最初に撮影された写真の鑑定では「ネガもプリントも修正されておらず、写真は野外で撮影され、多重露光でもない」との結果が出ていた。ところが、撮影から57年後の1974年に、美術史家のゲティングスが写真の妖精と同時代の絵本に登場する妖精とが、偶然とは思えないほど酷似している点を指摘した。そして、それがきっかけとなって撮影者たちは「ネガもプリントも修正せずに多重露光でもない野外撮影の秘密」を、つまり絵本をなぞって切り抜いた紙の妖精を使ったトリックを告白したのである。

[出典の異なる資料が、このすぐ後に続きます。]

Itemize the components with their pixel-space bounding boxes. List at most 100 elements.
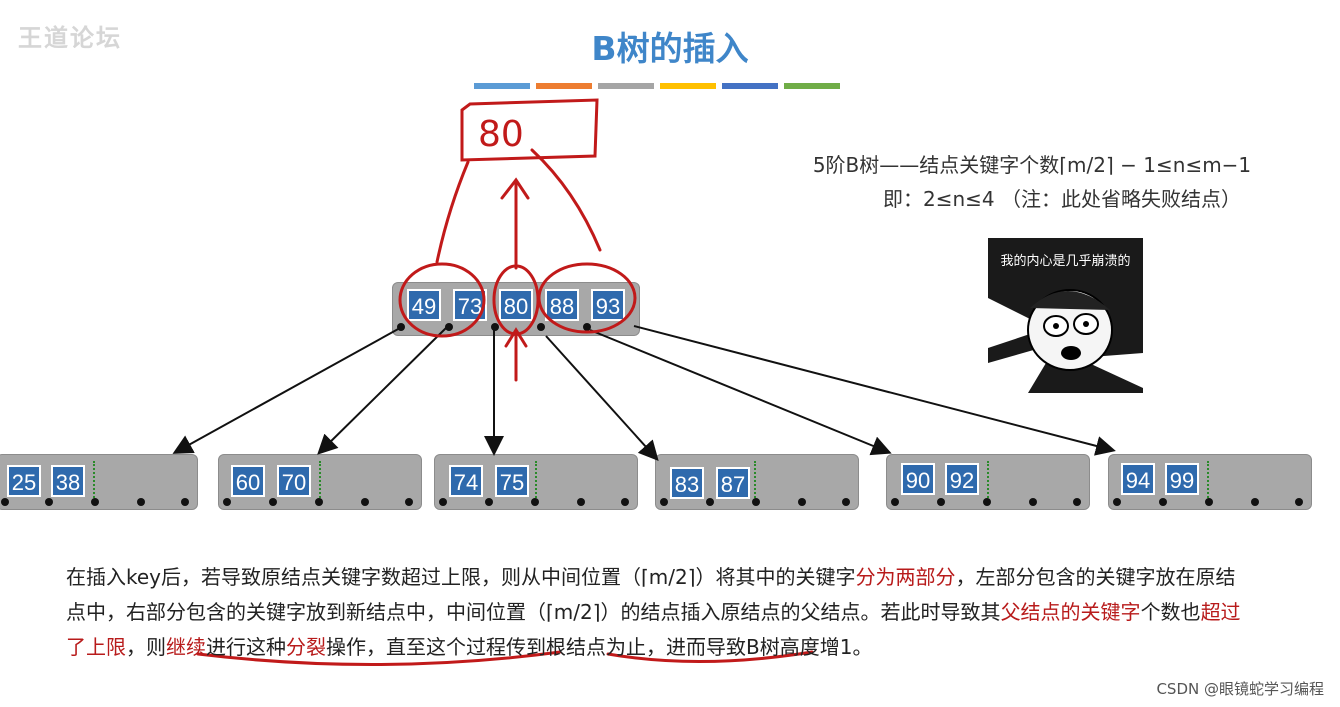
pointer-dot bbox=[537, 323, 545, 331]
desc-part: 进行这种 bbox=[206, 635, 286, 659]
desc-emphasis: 继续 bbox=[166, 635, 206, 659]
child-node: 74 75 bbox=[434, 454, 638, 510]
child-key: 94 bbox=[1121, 463, 1155, 495]
title-color-segment bbox=[660, 83, 716, 89]
pointer-dot bbox=[1295, 498, 1303, 506]
footer-credit: CSDN @眼镜蛇学习编程 bbox=[1156, 680, 1324, 698]
desc-part: 在插入key后，若导致原结点关键字数超过上限，则从中间位置（⌈m/2⌉）将其中的… bbox=[66, 565, 856, 589]
desc-part: 个数也 bbox=[1140, 600, 1201, 624]
desc-emphasis: 超过了上限 bbox=[66, 600, 1241, 659]
child-key: 75 bbox=[495, 465, 529, 497]
desc-emphasis: 分为两部分 bbox=[855, 565, 956, 589]
info-line-2: 即：2≤n≤4 （注：此处省略失败结点） bbox=[883, 187, 1241, 211]
pointer-dot bbox=[1073, 498, 1081, 506]
description-text: 在插入key后，若导致原结点关键字数超过上限，则从中间位置（⌈m/2⌉）将其中的… bbox=[66, 560, 1246, 665]
info-line-1: 5阶B树——结点关键字个数⌈m/2⌉ − 1≤n≤m−1 bbox=[812, 153, 1252, 177]
title-color-segment bbox=[474, 83, 530, 89]
handwritten-circle bbox=[537, 262, 637, 334]
pointer-dot bbox=[706, 498, 714, 506]
pointer-dot bbox=[1029, 498, 1037, 506]
child-node: 90 92 bbox=[886, 454, 1090, 510]
pointer-dot bbox=[752, 498, 760, 506]
pointer-dot bbox=[1113, 498, 1121, 506]
key-divider bbox=[319, 461, 321, 501]
pointer-dot bbox=[891, 498, 899, 506]
pointer-arrow bbox=[545, 335, 659, 461]
handwritten-circle bbox=[492, 264, 540, 336]
pointer-dot bbox=[1205, 498, 1213, 506]
child-node: 94 99 bbox=[1108, 454, 1312, 510]
watermark: 王道论坛 bbox=[18, 24, 122, 52]
pointer-dot bbox=[1251, 498, 1259, 506]
pointer-arrow bbox=[589, 329, 892, 456]
title-color-segment bbox=[722, 83, 778, 89]
pointer-dot bbox=[181, 498, 189, 506]
pointer-dot bbox=[842, 498, 850, 506]
handwritten-circle bbox=[398, 262, 486, 338]
child-key: 70 bbox=[277, 465, 311, 497]
child-key: 90 bbox=[901, 463, 935, 495]
handwritten-root-box bbox=[460, 98, 599, 162]
child-node: 25 38 bbox=[0, 454, 198, 510]
handwritten-annotations bbox=[196, 98, 814, 666]
desc-part: 操作，直至这个过程传到根结点为止，进而导致B树高度增1。 bbox=[326, 635, 873, 659]
meme-face-icon bbox=[988, 289, 1143, 393]
pointer-arrow bbox=[633, 325, 1116, 456]
key-divider bbox=[535, 461, 537, 501]
pointer-arrow bbox=[317, 327, 447, 455]
pointer-dot bbox=[531, 498, 539, 506]
pointer-dot bbox=[445, 323, 453, 331]
pointer-dot bbox=[223, 498, 231, 506]
desc-part: ，左部分包含的关键字放在原结点中，右部分包含的关键字放到新结点中，中间位置（⌈m… bbox=[66, 565, 1236, 624]
child-key: 25 bbox=[7, 465, 41, 497]
pointer-dot bbox=[1159, 498, 1167, 506]
page-title: B树的插入 bbox=[591, 29, 749, 68]
title-color-segment bbox=[536, 83, 592, 89]
pointer-dot bbox=[269, 498, 277, 506]
child-key: 99 bbox=[1165, 463, 1199, 495]
title-color-segment bbox=[598, 83, 654, 89]
handwritten-link bbox=[435, 160, 470, 264]
pointer-dot bbox=[621, 498, 629, 506]
meme-image: 我的内心是几乎崩溃的 bbox=[988, 238, 1143, 393]
pointer-dot bbox=[137, 498, 145, 506]
desc-emphasis: 分裂 bbox=[286, 635, 326, 659]
meme-caption: 我的内心是几乎崩溃的 bbox=[1000, 254, 1131, 269]
parent-node: 49 73 80 88 93 bbox=[392, 282, 640, 336]
parent-key: 88 bbox=[545, 289, 579, 321]
parent-key: 49 bbox=[407, 289, 441, 321]
key-divider bbox=[1207, 461, 1209, 501]
title-color-segment bbox=[784, 83, 840, 89]
pointer-dot bbox=[315, 498, 323, 506]
parent-key: 93 bbox=[591, 289, 625, 321]
handwritten-underline bbox=[196, 650, 562, 666]
child-key: 60 bbox=[231, 465, 265, 497]
pointer-dot bbox=[405, 498, 413, 506]
child-key: 74 bbox=[449, 465, 483, 497]
pointer-dot bbox=[577, 498, 585, 506]
key-divider bbox=[987, 461, 989, 501]
handwritten-root-key: 80 bbox=[478, 114, 524, 155]
desc-emphasis: 父结点的关键字 bbox=[1000, 600, 1141, 624]
child-key: 87 bbox=[716, 467, 750, 499]
key-divider bbox=[93, 461, 95, 501]
pointer-dot bbox=[1, 498, 9, 506]
handwritten-underline bbox=[606, 650, 814, 664]
child-node: 83 87 bbox=[655, 454, 859, 510]
pointer-dot bbox=[660, 498, 668, 506]
child-key: 92 bbox=[945, 463, 979, 495]
pointer-dot bbox=[983, 498, 991, 506]
pointer-arrows bbox=[172, 325, 1116, 461]
child-node: 60 70 bbox=[218, 454, 422, 510]
pointer-arrow bbox=[172, 327, 401, 454]
key-divider bbox=[754, 461, 756, 501]
handwritten-link bbox=[530, 148, 602, 252]
handwritten-arrowhead-icon bbox=[504, 327, 528, 348]
desc-part: ，则 bbox=[126, 635, 166, 659]
pointer-dot bbox=[485, 498, 493, 506]
handwritten-arrowhead-icon bbox=[500, 177, 530, 200]
parent-key: 80 bbox=[499, 289, 533, 321]
pointer-dot bbox=[583, 323, 591, 331]
pointer-dot bbox=[91, 498, 99, 506]
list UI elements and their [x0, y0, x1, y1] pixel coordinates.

しかし1920年8月に撮影した妖精写真について、ふたりとも最後の1枚はトリックを用いなかったと語った。そしてふたりはそれぞれが、最後の写真を撮影したのは自分であるとも証言したのである。そのため、最後の写真は本物の妖精が収められていると考える人が、現在でもそれなりに存在している。
とはいえ、この写真についてもトリックであることが明らかとなっており、問題の焦点は「なぜ撮影者はトリックではないと信じていたのか?」という部分にある。
本人でさえ気が付かなかったトリックを解き明かすカギは、撮影したカメラに存在していた。まず、最初の撮影には箱型のボックスカメラ(W.Butcher&Sons社製“The Midg”)を使っているが、最後の撮影にはオカルト研究家からプレゼントされた蛇腹カメラ(W.Butcher&Sons社製“Pocket Cameo”前期型)を使っており、それぞれ異なっているのだ。そして、ボックスカメラは連続撮影が可能だったのに対し、新しい蛇腹カメラは撮影するごとにガラス乾板(古い時代のネガ)を入れ替える必要があり、もちろん連続撮影は不可能だった。
それぞれの特性と、撮影したふたりが新しい蛇腹カメラには慣れていなかったであろうことを考えると、答えは単純かつ明白であろう。
使い慣れない新しいカメラを使ったため、箱型カメラのつもりで同じガラス乾板へ多重撮影したのは、ほぼ間違いない。そして、最初に撮影した写真の鑑定結果が、後から撮影したものにも強い印象を与えてしまったことが、事態を無用に複雑なものとしてしまったのだ。
ただ、ふたりとも終生にわたって単純な錯誤に気が付かず、意図せずに撮影した不思議な写真への驚きを抱えたままだったのは、とても幸せなことだったといえよう。